For the fifth time on this journey, we are crossing the equator, this time at around 10:00am today. We are entering the Southern Hemisphere again and it is autumn. Not that you would know it where we are now, but we will feel the effects of our southerly course in the next couple of weeks.
It’s been an interesting journey in a thousand ways, one of which is how quickly we have been going from season to season. Three weeks ago, we were standing in the snow at the Great Wall north of Beijing at the beginning of Spring there. In two weeks, we will be close to Sydney, Australia where it will be three weeks from the beginning of Winter there.
In the meantime, we are traveling right along the equator and will be cruising past some of the 13,466 islands that make up Indonesia, home to 266 million people, 60% of whom live on the island of Java which we will pass by tomorrow. We will be visiting two islands that are completely out of the mainstream of Indonesia: Bali and Komodo.

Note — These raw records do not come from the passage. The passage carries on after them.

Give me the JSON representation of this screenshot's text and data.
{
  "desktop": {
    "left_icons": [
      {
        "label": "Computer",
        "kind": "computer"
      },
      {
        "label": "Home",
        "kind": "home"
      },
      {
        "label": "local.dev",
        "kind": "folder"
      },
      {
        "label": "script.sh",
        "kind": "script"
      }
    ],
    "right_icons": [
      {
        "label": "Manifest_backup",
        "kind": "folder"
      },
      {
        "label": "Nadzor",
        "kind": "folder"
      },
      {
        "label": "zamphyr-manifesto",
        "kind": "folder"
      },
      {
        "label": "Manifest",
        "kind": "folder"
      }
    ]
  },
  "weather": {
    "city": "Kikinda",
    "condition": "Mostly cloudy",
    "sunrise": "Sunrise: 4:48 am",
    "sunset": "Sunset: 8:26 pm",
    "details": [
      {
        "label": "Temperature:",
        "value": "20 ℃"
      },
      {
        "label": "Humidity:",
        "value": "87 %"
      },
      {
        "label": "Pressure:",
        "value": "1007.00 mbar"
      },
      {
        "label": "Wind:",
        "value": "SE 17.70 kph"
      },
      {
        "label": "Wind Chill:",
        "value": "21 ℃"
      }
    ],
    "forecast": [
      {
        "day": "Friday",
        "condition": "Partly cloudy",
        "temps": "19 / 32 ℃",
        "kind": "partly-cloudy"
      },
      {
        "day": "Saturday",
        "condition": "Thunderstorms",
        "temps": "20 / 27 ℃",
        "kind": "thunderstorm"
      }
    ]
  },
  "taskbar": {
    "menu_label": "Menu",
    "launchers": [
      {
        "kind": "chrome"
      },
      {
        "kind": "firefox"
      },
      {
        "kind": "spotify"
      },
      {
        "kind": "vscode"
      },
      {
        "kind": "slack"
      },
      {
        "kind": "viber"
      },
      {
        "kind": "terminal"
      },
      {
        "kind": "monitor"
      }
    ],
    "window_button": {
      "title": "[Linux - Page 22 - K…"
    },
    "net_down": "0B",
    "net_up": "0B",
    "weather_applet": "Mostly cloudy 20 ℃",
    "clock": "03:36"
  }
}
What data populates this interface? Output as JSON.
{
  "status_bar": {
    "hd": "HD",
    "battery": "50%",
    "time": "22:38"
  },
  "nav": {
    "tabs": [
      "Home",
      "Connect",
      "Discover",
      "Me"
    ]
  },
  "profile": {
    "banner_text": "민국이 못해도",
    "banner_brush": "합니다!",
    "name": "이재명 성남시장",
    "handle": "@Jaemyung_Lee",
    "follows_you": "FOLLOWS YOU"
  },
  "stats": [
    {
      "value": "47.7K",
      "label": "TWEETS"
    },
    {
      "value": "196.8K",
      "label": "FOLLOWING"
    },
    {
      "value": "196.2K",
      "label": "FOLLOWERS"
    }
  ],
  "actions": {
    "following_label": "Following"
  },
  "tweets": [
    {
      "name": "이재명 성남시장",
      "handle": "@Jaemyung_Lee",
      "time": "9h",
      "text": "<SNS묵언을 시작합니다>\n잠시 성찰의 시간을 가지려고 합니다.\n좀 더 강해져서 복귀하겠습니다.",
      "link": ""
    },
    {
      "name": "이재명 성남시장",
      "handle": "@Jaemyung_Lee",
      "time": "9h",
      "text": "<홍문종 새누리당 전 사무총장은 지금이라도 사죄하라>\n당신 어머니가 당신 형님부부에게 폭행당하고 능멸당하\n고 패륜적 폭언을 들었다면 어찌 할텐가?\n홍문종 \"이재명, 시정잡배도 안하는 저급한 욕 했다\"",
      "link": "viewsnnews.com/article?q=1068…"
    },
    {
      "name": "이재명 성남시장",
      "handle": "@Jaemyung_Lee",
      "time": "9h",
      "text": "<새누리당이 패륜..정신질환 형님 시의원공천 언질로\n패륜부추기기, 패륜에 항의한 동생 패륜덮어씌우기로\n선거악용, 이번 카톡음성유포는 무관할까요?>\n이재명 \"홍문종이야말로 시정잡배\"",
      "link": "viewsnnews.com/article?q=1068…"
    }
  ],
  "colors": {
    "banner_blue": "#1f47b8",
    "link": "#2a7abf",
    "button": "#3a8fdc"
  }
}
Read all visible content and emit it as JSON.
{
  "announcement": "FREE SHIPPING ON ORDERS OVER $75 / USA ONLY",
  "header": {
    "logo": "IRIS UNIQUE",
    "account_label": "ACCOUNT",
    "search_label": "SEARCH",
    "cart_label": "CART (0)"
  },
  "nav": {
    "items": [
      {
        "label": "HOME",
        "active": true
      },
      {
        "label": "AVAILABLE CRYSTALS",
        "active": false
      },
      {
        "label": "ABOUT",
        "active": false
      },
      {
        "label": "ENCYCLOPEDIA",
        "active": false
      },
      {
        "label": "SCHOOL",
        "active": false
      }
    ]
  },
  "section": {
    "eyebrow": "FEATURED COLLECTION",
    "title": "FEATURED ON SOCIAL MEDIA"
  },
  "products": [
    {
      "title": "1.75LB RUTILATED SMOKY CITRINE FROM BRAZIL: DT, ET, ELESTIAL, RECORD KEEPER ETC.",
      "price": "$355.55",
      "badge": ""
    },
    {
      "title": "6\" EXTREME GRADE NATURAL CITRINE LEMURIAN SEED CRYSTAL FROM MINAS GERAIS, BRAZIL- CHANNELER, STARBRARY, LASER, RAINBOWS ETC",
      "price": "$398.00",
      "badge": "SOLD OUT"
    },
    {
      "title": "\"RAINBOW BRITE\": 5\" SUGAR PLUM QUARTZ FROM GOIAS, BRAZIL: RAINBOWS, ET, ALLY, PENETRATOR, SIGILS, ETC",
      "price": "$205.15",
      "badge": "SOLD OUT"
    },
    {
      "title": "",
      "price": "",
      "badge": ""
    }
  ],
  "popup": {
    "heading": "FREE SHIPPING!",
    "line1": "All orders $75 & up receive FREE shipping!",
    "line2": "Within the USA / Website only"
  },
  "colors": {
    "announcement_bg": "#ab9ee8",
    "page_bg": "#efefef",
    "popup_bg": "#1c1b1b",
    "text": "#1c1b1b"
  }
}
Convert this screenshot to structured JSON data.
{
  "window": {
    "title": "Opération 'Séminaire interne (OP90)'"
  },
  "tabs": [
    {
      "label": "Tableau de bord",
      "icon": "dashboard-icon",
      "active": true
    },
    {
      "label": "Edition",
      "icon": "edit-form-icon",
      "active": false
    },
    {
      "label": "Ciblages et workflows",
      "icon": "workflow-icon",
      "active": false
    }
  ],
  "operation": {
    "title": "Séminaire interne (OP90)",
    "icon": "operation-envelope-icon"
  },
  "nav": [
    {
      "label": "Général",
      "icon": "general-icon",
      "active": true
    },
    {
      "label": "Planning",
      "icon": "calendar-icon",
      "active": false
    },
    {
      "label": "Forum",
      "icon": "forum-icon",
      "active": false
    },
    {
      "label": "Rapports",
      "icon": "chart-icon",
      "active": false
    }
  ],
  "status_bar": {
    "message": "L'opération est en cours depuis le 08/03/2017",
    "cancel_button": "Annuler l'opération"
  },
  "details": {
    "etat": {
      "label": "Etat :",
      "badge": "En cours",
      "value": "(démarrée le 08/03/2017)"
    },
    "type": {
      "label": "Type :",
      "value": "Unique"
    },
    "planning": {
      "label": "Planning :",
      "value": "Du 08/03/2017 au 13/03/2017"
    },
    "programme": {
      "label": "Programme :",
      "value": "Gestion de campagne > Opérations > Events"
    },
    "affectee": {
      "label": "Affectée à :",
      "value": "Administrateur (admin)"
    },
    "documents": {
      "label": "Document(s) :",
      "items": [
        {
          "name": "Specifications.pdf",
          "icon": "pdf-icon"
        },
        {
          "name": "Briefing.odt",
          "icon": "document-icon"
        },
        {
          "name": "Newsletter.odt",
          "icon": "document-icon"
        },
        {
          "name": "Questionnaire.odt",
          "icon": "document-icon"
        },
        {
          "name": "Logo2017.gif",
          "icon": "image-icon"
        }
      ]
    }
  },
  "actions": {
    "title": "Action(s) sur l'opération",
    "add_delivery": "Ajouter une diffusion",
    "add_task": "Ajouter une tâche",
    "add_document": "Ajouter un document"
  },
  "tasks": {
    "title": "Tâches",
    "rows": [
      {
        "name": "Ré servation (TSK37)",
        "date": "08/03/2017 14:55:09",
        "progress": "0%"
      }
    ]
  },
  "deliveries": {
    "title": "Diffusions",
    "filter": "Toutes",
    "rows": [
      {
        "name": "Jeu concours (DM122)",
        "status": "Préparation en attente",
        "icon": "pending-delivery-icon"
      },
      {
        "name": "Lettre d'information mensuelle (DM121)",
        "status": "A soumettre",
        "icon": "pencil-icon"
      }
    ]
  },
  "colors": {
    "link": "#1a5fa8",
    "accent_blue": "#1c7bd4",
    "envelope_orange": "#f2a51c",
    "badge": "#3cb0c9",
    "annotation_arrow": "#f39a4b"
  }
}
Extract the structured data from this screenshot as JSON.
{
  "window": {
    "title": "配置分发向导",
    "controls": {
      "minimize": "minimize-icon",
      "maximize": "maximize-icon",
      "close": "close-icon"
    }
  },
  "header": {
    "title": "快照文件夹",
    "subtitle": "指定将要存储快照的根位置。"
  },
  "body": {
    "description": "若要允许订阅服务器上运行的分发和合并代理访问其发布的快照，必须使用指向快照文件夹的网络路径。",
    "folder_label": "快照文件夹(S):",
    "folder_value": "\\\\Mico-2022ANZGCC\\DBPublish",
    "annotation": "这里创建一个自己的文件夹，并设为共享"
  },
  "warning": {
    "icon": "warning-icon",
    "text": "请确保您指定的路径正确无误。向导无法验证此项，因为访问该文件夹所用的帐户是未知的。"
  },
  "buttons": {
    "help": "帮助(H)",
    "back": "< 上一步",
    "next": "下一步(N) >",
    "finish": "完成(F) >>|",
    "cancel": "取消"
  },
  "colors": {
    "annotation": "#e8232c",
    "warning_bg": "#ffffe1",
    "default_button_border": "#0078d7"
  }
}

So we will dispense with a discussion of Indonesian history and culture. Not that we aren’t curious about this huge country that is over 3,000 miles long and 1,000 miles wide (obviously not one big landmass), but we are looking forward to the two places we are going with great anticipation.
Peter Croyle gives a fine lecture on Bali and Komodo at 10:00am, and Cathy attends a special lecture by Destination Services on those same subjects. Steve spends the day writing these posts.
If I do not stop this stream-of-counciousness writing, I will never catch up, so this post is mercifully short and is ending.
Pat Kohl
May 11, 2018Oh, those beautiful, spectacular sunrises….
Steve and Cathy
May 12, 2018Glad you like ’em. We’ve seen some on our walks, so you know how much I love them.